Le traité Merkozy, ou l’impasse européenne
Il est à prévoir que Nicolas Sarkozy et Angela Merkel, comme souvent, vont tenter d’imposer, ce soir, lors du sommet européen, leur compromis aux autres 25 Etats qui composent l’Union Européenne. Ils font également mine de pouvoir s’affranchir du Parlement européen alors que toute réforme des traités est impossible sans son consentement.
C’est d’autant plus choquant que le bilan de leurs rencontres bilatérales et de leur méthode de gouvernement est largement co-responsable de la crise dans laquelle nous sommes aujourd’hui.
En refusant de comprendre que l’union monétaire signifiait l’union fiscale et politique, les dirigeants européens, en cela bien menés par Nicolas Sarkozy et Angela Merkel, ont freiné depuis de nombreuses années tout effort d’intégration et ainsi enfermé l’Europe dans l’impuissance politique dont nous sommes victimes aujourd’hui.
Une union budgétaire boiteuse
Ils prétendent se réveiller aujourd’hui en présentant à une Europe confrontée à ses plus grands défis depuis 50 ans, un nouveau Traité sans ambition ni le moindre projet d’intégration. «Merkozy» propose à l’Europe une union budgétaire boiteuse qui a pour seul horizon la sanction automatique alors même qu’elle a besoin d’être refondée, à commencer par son renouveau démocratique.
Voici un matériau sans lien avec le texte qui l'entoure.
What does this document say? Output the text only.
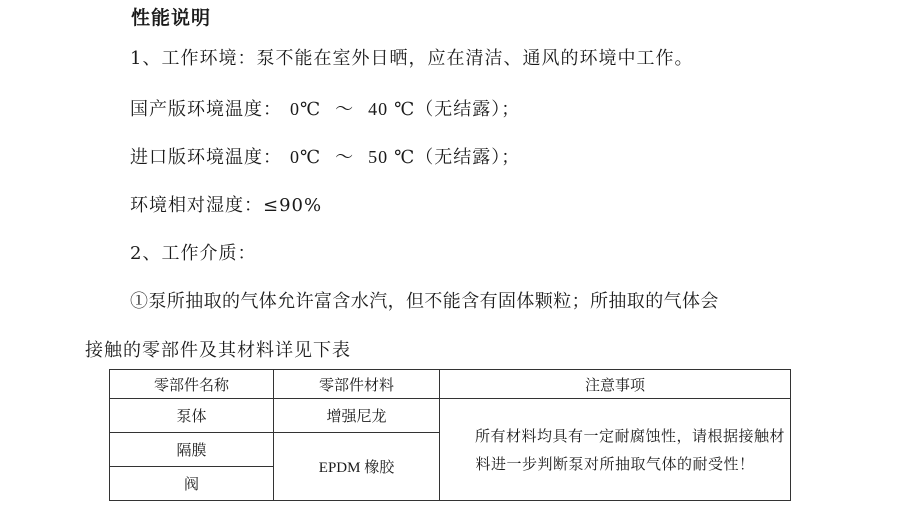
性能说明
1、工作环境：泵不能在室外日晒，应在清洁、通风的环境中工作。
国产版环境温度： 0℃ ～ 40 ℃（无结露）；
进口版环境温度： 0℃ ～ 50 ℃（无结露）；
环境相对湿度：≤90%
2、工作介质：
①泵所抽取的气体允许富含水汽，但不能含有固体颗粒；所抽取的气体会
接触的零部件及其材料详见下表
零部件名称	零部件材料	注意事项
泵体	增强尼龙	所有材料均具有一定耐腐蚀性，请根据接触材料进一步判断泵对所抽取气体的耐受性！
隔膜	EPDM 橡胶	
阀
L’Union européenne ne peut en effet se résumer à la seule surveillance des budgets nationaux. Cela installerait l’Europe dans un rôle ingrat et permettrait aux gouvernements nationaux de continuer à rejeter la faute et la paternité des décisions impopulaires sur «Bruxelles» établissant une cassure encore plus profonde entre les citoyens et le projet européen. Seule une Union politique, solidaire et responsable nous sortira durablement et par le haut de la crise.
L’union économique repose pour nous sur 4 piliers indissociables: une coordination des budgets nationaux dans le cadre d’un pacte qui intègre des objectifs de soutenabilité et de cohésion sociale; l’émission d’eurobonds par un Trésor de la zone euro; l’augmentation du budget européen alimenté par exemple par la taxe sur les transactions financières et la taxe carbone dans et aux frontières de l’UE; et enfin l’harmonisation fiscale.
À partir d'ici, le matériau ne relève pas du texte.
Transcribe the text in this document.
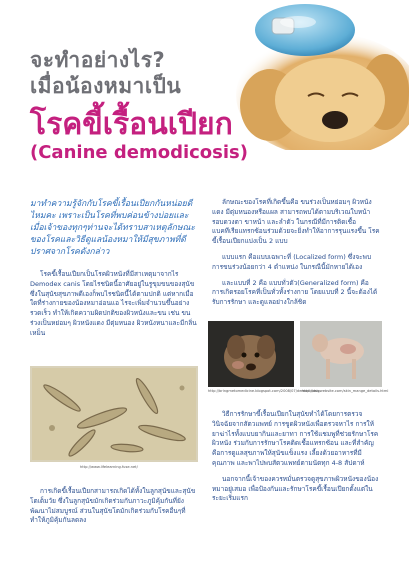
จะทำอย่างไร?
เมื่อน้องหมาเป็น
โรคขี้เรื้อนเปียก
(Canine demodicosis)
มาทำความรู้จักกับโรคขี้เรื้อนเปียกกันหน่อยดีไหมคะ เพราะเป็นโรคที่พบค่อนข้างบ่อยและเมื่อเจ้าของทุกๆท่านจะได้ทราบสาเหตุลักษณะของโรคและวิธีดูแลน้องหมาให้มีสุขภาพที่ดี ปราศจากโรคดังกล่าว

โรคขี้เรื้อนเปียกเป็นโรคผิวหนังที่มีสาเหตุมาจากไร Demodex canis โดยไรชนิดนี้อาศัยอยู่ในรูขุมขนของสุนัข ซึ่งในสุนัขสุขภาพดีเองก็พบไรชนิดนี้ได้ตามปกติ แต่หากเมื่อใดที่ร่างกายของน้องหมาอ่อนแอ ไรจะเพิ่มจำนวนขึ้นอย่างรวดเร็ว ทำให้เกิดความผิดปกติของผิวหนังและขน เช่น ขนร่วงเป็นหย่อมๆ ผิวหนังแดง มีตุ่มหนอง ผิวหนังหนาและมีกลิ่นเหม็น

http://www.lifelearning.fuse.net/

การเกิดขี้เรื้อนเปียกสามารถเกิดได้ทั้งในลูกสุนัขและสุนัขโตเต็มวัย ซึ่งในลูกสุนัขมักเกิดร่วมกับภาวะภูมิคุ้มกันที่ยังพัฒนาไม่สมบูรณ์ ส่วนในสุนัขโตมักเกิดร่วมกับโรคอื่นๆที่ทำให้ภูมิคุ้มกันลดลง

ลักษณะของโรคที่เกิดขึ้นคือ ขนร่วงเป็นหย่อมๆ ผิวหนังแดง มีตุ่มหนองหรือแผล สามารถพบได้ตามบริเวณใบหน้า รอบดวงตา ขาหน้า และลำตัว ในกรณีที่มีการติดเชื้อแบคทีเรียแทรกซ้อนร่วมด้วยจะยิ่งทำให้อาการรุนแรงขึ้น โรคขี้เรื้อนเปียกแบ่งเป็น 2 แบบ

แบบแรก คือแบบเฉพาะที่ (Localized form) ซึ่งจะพบการขนร่วงน้อยกว่า 4 ตำแหน่ง ในกรณีนี้มักหายได้เอง

และแบบที่ 2 คือ แบบทั่วตัว(Generalized form) คือ การเกิดรอยโรคที่เป็นทั่วทั้งร่างกาย โดยแบบที่ 2 นี้จะต้องได้รับการรักษา และดูแลอย่างใกล้ชิด

http://bringmetomedicine.blogspot.com/2008/07/demodicosis
http://dogwebsite.com/skin_mange_details.html

วิธีการรักษาขี้เรื้อนเปียกในสุนัขทำได้โดยการตรวจวินิจฉัยจากสัตวแพทย์ การขูดผิวหนังเพื่อตรวจหาไร การให้ยาฆ่าไรทั้งแบบยากินและยาทา การใช้แชมพูที่ช่วยรักษาโรคผิวหนัง ร่วมกับการรักษาโรคติดเชื้อแทรกซ้อน และที่สำคัญคือการดูแลสุขภาพให้สุนัขแข็งแรง เลี้ยงด้วยอาหารที่มีคุณภาพ และพาไปพบสัตวแพทย์ตามนัดทุก 4-8 สัปดาห์

นอกจากนี้เจ้าของควรหมั่นตรวจดูสุขภาพผิวหนังของน้องหมาอยู่เสมอ เพื่อป้องกันและรักษาโรคขี้เรื้อนเปียกตั้งแต่ในระยะเริ่มแรก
Une discipline budgétaire juste passe par la fin d’une concurrence fiscale entre Etats qui ne bénéfice qu’aux plus riches et aux plus puissants.
L’Europe fédérale, ni slogan, ni fétiche
L’Union politique est la deuxième face de la même pièce. Une Commission européenne aux pouvoirs renforcés doit être mieux contrôlée par le Parlement européen. Comme dans toute démocratie, elle devrait être issue de la majorité au parlement. Cette nouvelle étape de l’Europe politique ne pourra se faire qu’avec les citoyens à travers un véritable processus constituant donnant toute sa légitimité à cette réforme.
Néanmoins, avant l’établissement de ce nouveau Traité, nous ne sommes pas condamnés à l’inaction. Ainsi, dès aujourd’hui, la convergence fiscale peut être amorcée et la BCE peut racheter plus d’obligations d’Etats. Nous pouvons tout à fait utiliser à plein les traités actuels tout en engageant leur réforme profonde.
Loin de la germanophobie rampante de certains ou du mépris exprimé par d’autres, les écologistes européens développent en commun ces propositions. Convaincus que l’Europe ne survivra pas à un nouveau mandat de «Merkozy», nous préparons ensemble les échéances de 2012 en France, 2013 en Allemagne et 2014 en Europe.
Car l’Europe fédérale n’est pas un slogan ou un fétiche «d’euro-béat». En cette période de crises qui accélère l’histoire, il s’agit du seul choix crédible et raisonnable pour que l’Europe continue d’être un projet porteur de sens, et pour que les citoyens Européens retrouvent la maitrise de leur destin pour faire face aux défis de la mondialisation.